|ZFIN ID: ZDB-PUB-090330-11|
Proteomic and functional analysis of NCS-1 binding proteins reveals novel signaling pathways required for inner ear development in zebrafish
Petko, J.A., Kabbani, N., Frey, C., Woll, M., Hickey, K., Craig, M., Canfield, V.A., and Levenson, R.
|Source:||BMC Neuroscience 10: 27 (Journal)|
|Registered Authors:||Canfield, Victor, Craig, Michael, Levenson, Robert, Petko, Jessica, Woll, Matt|
|PubMed:||19320994 Full text @ BMC Neurosci.|
Petko, J.A., Kabbani, N., Frey, C., Woll, M., Hickey, K., Craig, M., Canfield, V.A., and Levenson, R. (2009) Proteomic and functional analysis of NCS-1 binding proteins reveals novel signaling pathways required for inner ear development in zebrafish. BMC Neuroscience. 10:27.

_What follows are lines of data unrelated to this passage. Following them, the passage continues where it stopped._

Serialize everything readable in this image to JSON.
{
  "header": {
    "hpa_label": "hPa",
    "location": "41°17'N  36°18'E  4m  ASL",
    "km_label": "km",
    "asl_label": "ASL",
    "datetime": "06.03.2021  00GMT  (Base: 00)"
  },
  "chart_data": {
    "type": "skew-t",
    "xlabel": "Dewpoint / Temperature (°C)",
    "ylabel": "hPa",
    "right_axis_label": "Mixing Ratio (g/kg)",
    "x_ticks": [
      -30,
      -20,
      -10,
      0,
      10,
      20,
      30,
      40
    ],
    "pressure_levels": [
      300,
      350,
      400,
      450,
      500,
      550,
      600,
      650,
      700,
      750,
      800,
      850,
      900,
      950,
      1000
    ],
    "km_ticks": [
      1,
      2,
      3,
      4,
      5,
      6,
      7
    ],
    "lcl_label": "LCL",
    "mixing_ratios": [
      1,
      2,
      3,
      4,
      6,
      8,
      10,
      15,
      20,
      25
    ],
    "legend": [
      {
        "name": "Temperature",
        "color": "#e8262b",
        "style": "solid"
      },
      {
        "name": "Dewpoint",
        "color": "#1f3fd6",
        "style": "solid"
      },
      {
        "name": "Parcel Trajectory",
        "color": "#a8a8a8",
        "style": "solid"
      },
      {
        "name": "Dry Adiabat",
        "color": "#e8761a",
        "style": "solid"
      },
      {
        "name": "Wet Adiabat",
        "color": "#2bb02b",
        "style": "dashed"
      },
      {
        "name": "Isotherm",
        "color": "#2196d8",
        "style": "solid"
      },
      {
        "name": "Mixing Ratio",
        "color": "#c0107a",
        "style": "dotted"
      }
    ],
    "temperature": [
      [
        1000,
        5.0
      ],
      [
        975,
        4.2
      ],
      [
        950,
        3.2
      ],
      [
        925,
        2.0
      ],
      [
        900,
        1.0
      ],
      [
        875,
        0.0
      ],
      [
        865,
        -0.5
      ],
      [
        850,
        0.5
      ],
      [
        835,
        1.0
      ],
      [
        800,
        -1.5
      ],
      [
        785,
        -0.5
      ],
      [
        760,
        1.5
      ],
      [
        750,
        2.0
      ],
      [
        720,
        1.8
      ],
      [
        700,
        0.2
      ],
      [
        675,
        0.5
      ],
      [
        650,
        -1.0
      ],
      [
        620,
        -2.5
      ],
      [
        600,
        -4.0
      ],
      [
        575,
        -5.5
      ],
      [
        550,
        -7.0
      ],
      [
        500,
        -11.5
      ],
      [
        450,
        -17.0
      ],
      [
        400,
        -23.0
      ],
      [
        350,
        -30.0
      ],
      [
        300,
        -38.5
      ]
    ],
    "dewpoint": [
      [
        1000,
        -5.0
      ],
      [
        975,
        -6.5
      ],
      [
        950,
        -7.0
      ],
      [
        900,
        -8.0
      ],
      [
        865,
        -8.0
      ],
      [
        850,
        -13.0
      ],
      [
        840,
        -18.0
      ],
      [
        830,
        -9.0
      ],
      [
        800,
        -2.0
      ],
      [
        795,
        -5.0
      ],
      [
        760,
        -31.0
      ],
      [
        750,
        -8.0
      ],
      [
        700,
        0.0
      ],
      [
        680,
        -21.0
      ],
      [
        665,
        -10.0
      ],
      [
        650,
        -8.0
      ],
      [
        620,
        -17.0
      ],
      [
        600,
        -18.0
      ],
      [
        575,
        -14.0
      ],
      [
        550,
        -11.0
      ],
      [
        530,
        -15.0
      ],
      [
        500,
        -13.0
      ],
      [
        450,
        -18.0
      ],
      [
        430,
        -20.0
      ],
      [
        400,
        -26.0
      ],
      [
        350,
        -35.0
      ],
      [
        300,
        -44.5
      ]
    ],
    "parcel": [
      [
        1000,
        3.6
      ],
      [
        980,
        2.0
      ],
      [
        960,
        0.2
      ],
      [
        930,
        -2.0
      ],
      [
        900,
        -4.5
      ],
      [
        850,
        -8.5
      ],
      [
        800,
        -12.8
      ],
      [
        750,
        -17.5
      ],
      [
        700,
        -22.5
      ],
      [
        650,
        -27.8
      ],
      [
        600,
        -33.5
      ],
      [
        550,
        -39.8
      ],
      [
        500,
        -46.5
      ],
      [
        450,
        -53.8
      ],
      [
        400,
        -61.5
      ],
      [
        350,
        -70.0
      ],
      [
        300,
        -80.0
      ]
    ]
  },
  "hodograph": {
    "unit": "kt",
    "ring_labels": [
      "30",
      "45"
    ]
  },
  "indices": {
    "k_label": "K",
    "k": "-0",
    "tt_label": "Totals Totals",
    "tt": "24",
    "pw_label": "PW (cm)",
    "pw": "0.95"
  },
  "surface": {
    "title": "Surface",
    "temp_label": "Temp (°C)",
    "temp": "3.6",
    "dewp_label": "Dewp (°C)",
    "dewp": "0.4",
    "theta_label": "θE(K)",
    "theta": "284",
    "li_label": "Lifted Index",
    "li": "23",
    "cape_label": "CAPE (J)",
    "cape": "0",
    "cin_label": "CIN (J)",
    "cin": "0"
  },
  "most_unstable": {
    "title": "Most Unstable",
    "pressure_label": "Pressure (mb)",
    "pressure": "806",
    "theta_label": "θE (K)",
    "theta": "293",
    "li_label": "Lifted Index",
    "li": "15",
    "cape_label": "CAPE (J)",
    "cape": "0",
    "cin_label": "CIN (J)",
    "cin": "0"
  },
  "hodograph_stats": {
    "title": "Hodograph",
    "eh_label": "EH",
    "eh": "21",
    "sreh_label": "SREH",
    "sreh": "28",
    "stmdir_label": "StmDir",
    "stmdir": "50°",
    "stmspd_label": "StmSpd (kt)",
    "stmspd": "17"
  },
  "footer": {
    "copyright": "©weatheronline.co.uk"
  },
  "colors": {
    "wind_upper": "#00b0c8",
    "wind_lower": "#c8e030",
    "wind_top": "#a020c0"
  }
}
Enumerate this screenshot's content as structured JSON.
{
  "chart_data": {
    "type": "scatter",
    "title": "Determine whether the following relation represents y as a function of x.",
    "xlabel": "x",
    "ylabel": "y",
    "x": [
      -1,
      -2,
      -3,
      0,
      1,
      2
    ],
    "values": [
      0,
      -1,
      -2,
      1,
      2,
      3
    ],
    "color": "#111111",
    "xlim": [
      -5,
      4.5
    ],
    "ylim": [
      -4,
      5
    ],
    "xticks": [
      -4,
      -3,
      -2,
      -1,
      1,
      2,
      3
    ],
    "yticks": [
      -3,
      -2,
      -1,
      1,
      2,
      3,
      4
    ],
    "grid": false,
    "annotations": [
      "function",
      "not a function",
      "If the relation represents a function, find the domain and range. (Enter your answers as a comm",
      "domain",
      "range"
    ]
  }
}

ABSTRACTBACKGROUND: The semicircular canals, a subdivision of the vestibular system of the vertebrate inner ear, function as sensors of angular acceleration. Little is currently known, however, regarding the underlying molecular mechanisms that govern the development of this intricate structure. Zebrafish represent a particularly tractable model system for the study of inner ear development. This is because the ear can be easily visualized during early embryogenesis, and both forward and reverse genetic techniques are available that can be applied to the discovery of novel genes that are required for proper ear development. We have previously shown that in zebrafish, the calcium sensing molecule neuronal calcium sensor-1 (NCS-1) is required for semicircular canal formation. RESULTS: We initiated a multistep functional proteomic strategy to identify neuronal calcium sensor-1 (NCS-1) binding partners (NBPs) that contribute to inner ear development in zebrafish. By performing a Y2H screen in combination with literature and database searches, we identified 10 human NBPs. BLAST searches of the zebrafish EST and genomic databases allowed us to clone zebrafish orthologs of each of the human NBPs. By investigating the expression profiles of zebrafish NBP mRNAs, we identified seven that were expressed in the developing inner ear and overlapped with the ncs-1a expression profile. GST pulldown experiments confirmed that selected NBPs interacted with NCS-1, while morpholino-mediated knockdown experiments demonstrated an essential role for arf1, pi4k-beta, dan, and pink1 in semicircular canal formation. CONCLUSIONS: Based on their functional profiles, the hypothesis is presented that Ncs-1a/Pi4k-beta/Arf1 form a signaling pathway that is required for secretion of molecular components, including Dan and Bmp4, that are required for development of the vestibular apparatus. A second set of NBPs, consisting of Pink1, Hint2, and Slc25a25, are destined for localization in mitochondria. Our findings reveal a novel signalling pathway involved in development of the semicircular canal system, and suggest a previously unrecognized role for NCS-1 in mitochondrial function via its association with several mitochondrial proteins.